Why can the Census sex total and race total differ slightly?
The Census Bureau published separate 2020 tables for sex and for race/Hispanic origin, and the released figures can differ slightly because of privacy protection in the public files. That is why this page treats the gender section and the race/origin section as two related snapshots instead of forcing them into one identical total.
Does every first name have Census demographic data?
No. The public Census first-name release only includes names that met the Bureau's publication rules, so many rarer names in the SSA files have no Census demographic snapshot. When that happens, the SSA trend, gender history, and state sections still appear, but the 2020 Census demographic sections are omitted.
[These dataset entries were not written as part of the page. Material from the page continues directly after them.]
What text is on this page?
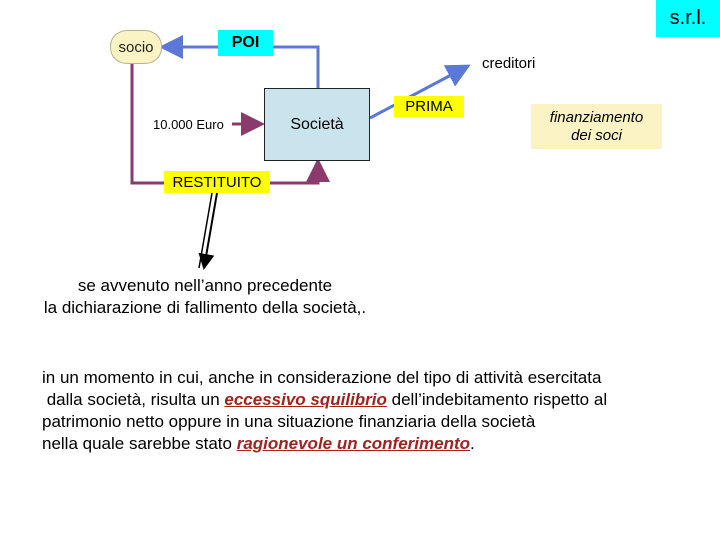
s.r.l.
socio	POI
creditori
10.000 Euro	Società
PRIMA
finanziamento
dei soci
RESTITUITO
se avvenuto nell’anno precedente
la dichiarazione di fallimento della società,.
in un momento in cui, anche in considerazione del tipo di attività esercitata
dalla società, risulta un eccessivo squilibrio dell’indebitamento rispetto al
patrimonio netto oppure in una situazione finanziaria della società
nella quale sarebbe stato ragionevole un conferimento.
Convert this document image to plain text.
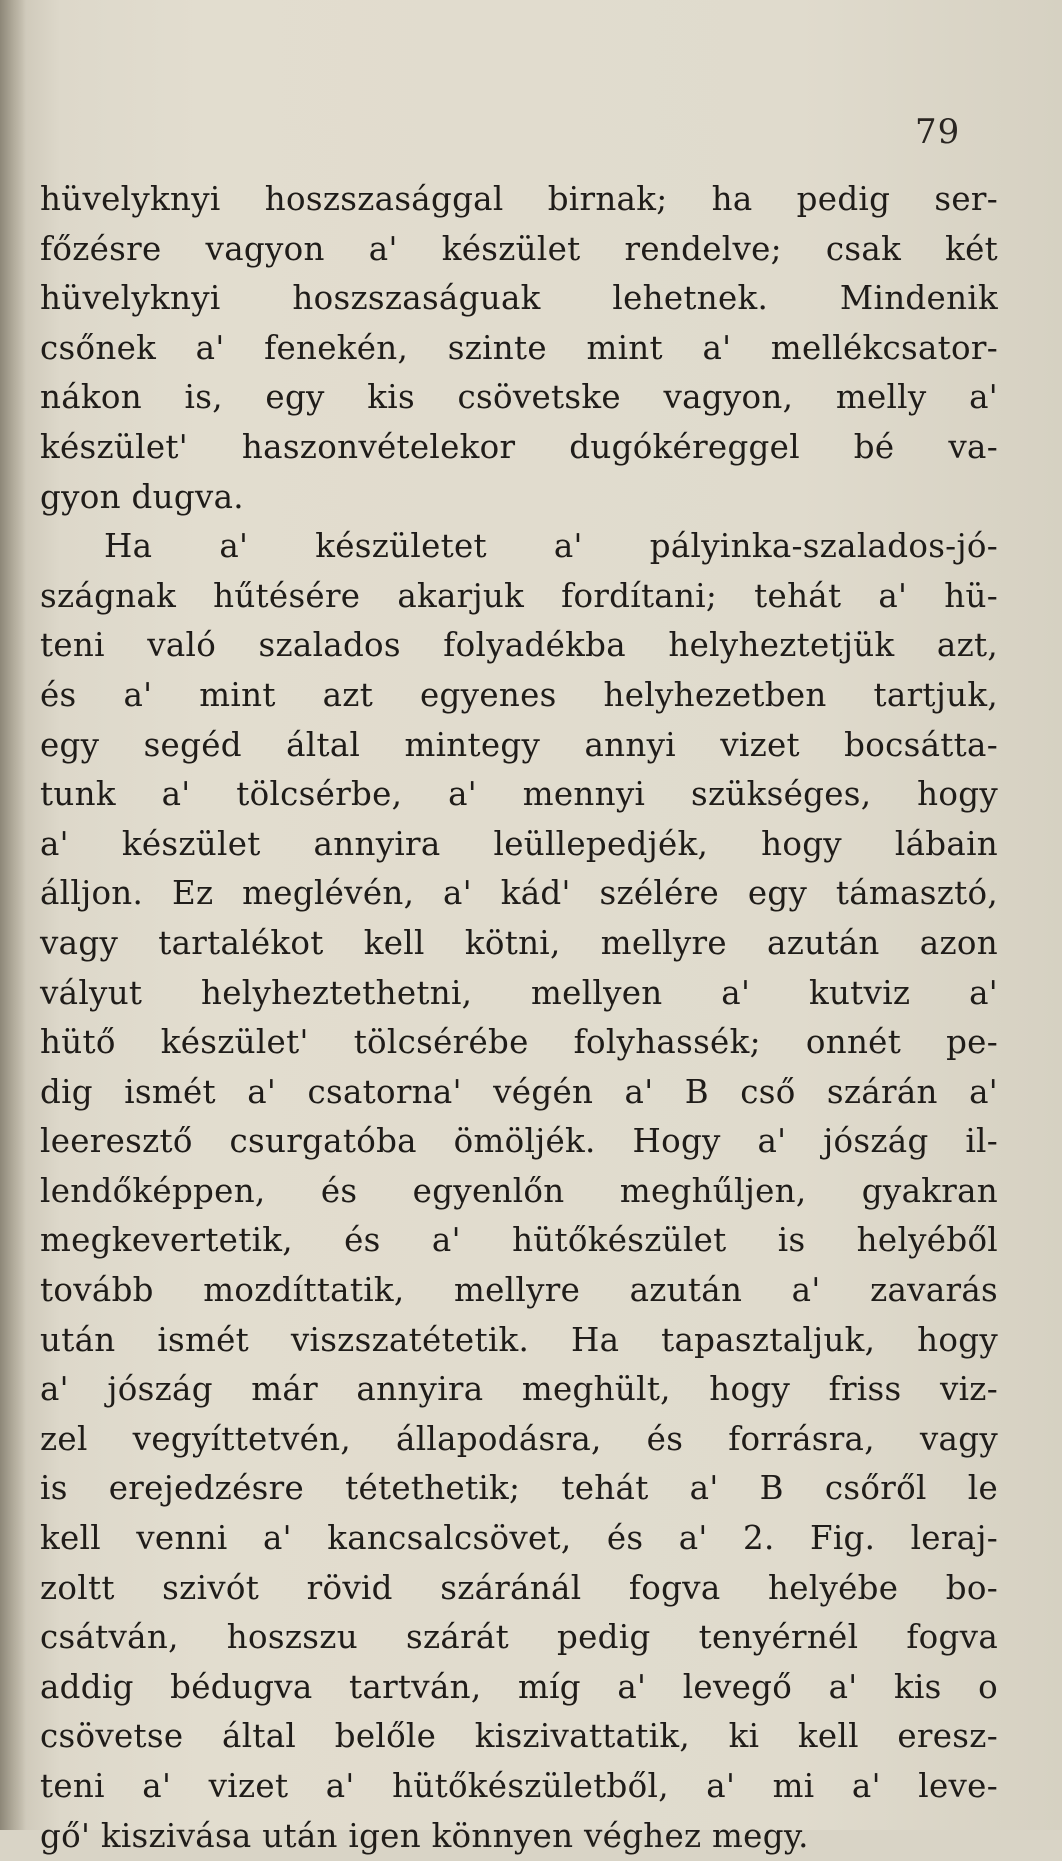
79
hüvelyknyi hoszszasággal birnak; ha pedig ser-
főzésre vagyon a' készület rendelve; csak két
hüvelyknyi hoszszaságuak lehetnek. Mindenik
csőnek a' fenekén, szinte mint a' mellékcsator-
nákon is, egy kis csövetske vagyon, melly a'
készület' haszonvételekor dugókéreggel bé va-
gyon dugva.
Ha a' készületet a' pályinka-szalados-jó-
szágnak hűtésére akarjuk fordítani; tehát a' hü-
teni való szalados folyadékba helyheztetjük azt,
és a' mint azt egyenes helyhezetben tartjuk,
egy segéd által mintegy annyi vizet bocsátta-
tunk a' tölcsérbe, a' mennyi szükséges, hogy
a' készület annyira leüllepedjék, hogy lábain
álljon. Ez meglévén, a' kád' szélére egy támasztó,
vagy tartalékot kell kötni, mellyre azután azon
vályut helyheztethetni, mellyen a' kutviz a'
hütő készület' tölcsérébe folyhassék; onnét pe-
dig ismét a' csatorna' végén a' B cső szárán a'
leeresztő csurgatóba ömöljék. Hogy a' jószág il-
lendőképpen, és egyenlőn meghűljen, gyakran
megkevertetik, és a' hütőkészület is helyéből
tovább mozdíttatik, mellyre azután a' zavarás
után ismét viszszatétetik. Ha tapasztaljuk, hogy
a' jószág már annyira meghült, hogy friss viz-
zel vegyíttetvén, állapodásra, és forrásra, vagy
is erejedzésre tétethetik; tehát a' B csőről le
kell venni a' kancsalcsövet, és a' 2. Fig. leraj-
zoltt szivót rövid száránál fogva helyébe bo-
csátván, hoszszu szárát pedig tenyérnél fogva
addig bédugva tartván, míg a' levegő a' kis o
csövetse által belőle kiszivattatik, ki kell eresz-
teni a' vizet a' hütőkészületből, a' mi a' leve-
gő' kiszivása után igen könnyen véghez megy.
What does the SSA popularity chart show?
The chart tracks births, not the number of people alive with the name today. Each point shows how many babies were given the name Frazier in that year. That makes it useful for spotting when the name rose, peaked, or faded.
Is Frazier a male name?
Yes, 100.0% of people registered as Frazier in the SSA data are male. You can see the full per-sex comparison in the gender distribution section above, which includes the latest year rank, birth count, and peak year for each sex.
Is Frazier still being used today?
Yes. The SSA still recorded Frazier in 2024, and the page above shows its latest-year rank where available. A name can be well past its peak and still remain in steady use, especially if it built up a large population over earlier decades.
Why can a name have a lot of living bearers even if it is not trendy now?
Because living-bearer counts and current baby-name popularity measure different things. A name like Frazier can build up a very large population over many decades, even if fewer parents are choosing it now than they did at its peak.
Where does this data come from?
First-name figures come from the Social Security Administration's national baby name files, which cover every name on a birth certificate from 1880 to 2024. Living-bearer estimates layer in CDC actuarial life tables broken out by sex to account for mortality. The population baseline (342,754,338) is the Census Bureau's latest national estimate. You can read the full calculation on our methodology page.
How many people have Frazier as a first name?
If you just want to know how many Americans are named Frazier, HowManyOfMe.org gives you the headline number in one glance.